1911 Encyclopædia Britannica/Marlitt, E.

MARLITT, E., the pseudonym of Eugenie John (1825–1887), German novelist, who was born at Arnstadt in Thuringia, the daughter of a merchant, on the 5th of December 1825. By her musical talent she attracted the notice of the reigning princess of Schwarzburg-Sondershausen, who provided for her training as a singer at the Vienna Conservatoire. After three years’ study she made a successful stage début, but was compelled in consequence of deafness to abandon this career. She then became reader and travelling companion to her patroness, and her life at the court and on her many travels furnished her with material for her novels. In 1863 she resigned her post, and then lived with her brother at Arnstadt until her death on the 22nd of June 1887.

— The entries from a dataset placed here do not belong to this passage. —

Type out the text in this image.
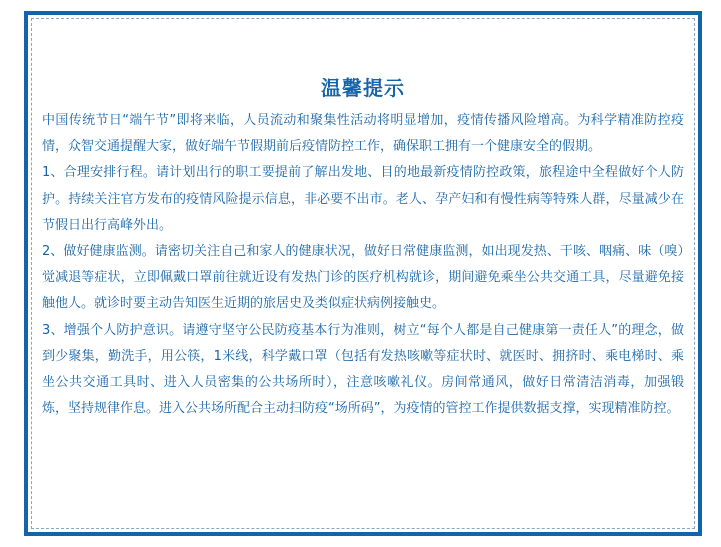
温馨提示

中国传统节日“端午节”即将来临，人员流动和聚集性活动将明显增加，疫情传播风险增高。为科学精准防控疫情，众智交通提醒大家，做好端午节假期前后疫情防控工作，确保职工拥有一个健康安全的假期。

1、合理安排行程。请计划出行的职工要提前了解出发地、目的地最新疫情防控政策，旅程途中全程做好个人防护。持续关注官方发布的疫情风险提示信息，非必要不出市。老人、孕产妇和有慢性病等特殊人群，尽量减少在节假日出行高峰外出。

2、做好健康监测。请密切关注自己和家人的健康状况，做好日常健康监测，如出现发热、干咳、咽痛、味（嗅）觉减退等症状，立即佩戴口罩前往就近设有发热门诊的医疗机构就诊，期间避免乘坐公共交通工具，尽量避免接触他人。就诊时要主动告知医生近期的旅居史及类似症状病例接触史。

3、增强个人防护意识。请遵守坚守公民防疫基本行为准则，树立“每个人都是自己健康第一责任人”的理念，做到少聚集，勤洗手，用公筷，1米线，科学戴口罩（包括有发热咳嗽等症状时、就医时、拥挤时、乘电梯时、乘坐公共交通工具时、进入人员密集的公共场所时），注意咳嗽礼仪。房间常通风，做好日常清洁消毒，加强锻炼，坚持规律作息。进入公共场所配合主动扫防疫“场所码”，为疫情的管控工作提供数据支撑，实现精准防控。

Her first novel, Die zwölf Apostel, was published in the Gartenlaube in 1865 and this was followed in 1866 by Goldelse (23rd ed., 1890), with which she established her literary reputation. Among others of her novels may be mentioned Blaubart (1866); Das Geheimnis der alten Mamsell (1867; 13th ed., 1888); Reichsgräfin Gisela (1869; 9th ed., 1900), Das Heideprinzesschen (1871; 8th ed., 1888) and Im Hause des Kommerzienrats (1877; 5th ed., 1891). All these works are directed against social prejudices, but, although attractively written, are deficient in higher literary qualities and appeal mostly to juvenile readers.

E. Marlitt’s Gesammelte Romane und Novellen were published in 10 volumes (1888–1890; 2nd ed., 1891–1894), to which is appended a biographical memoir.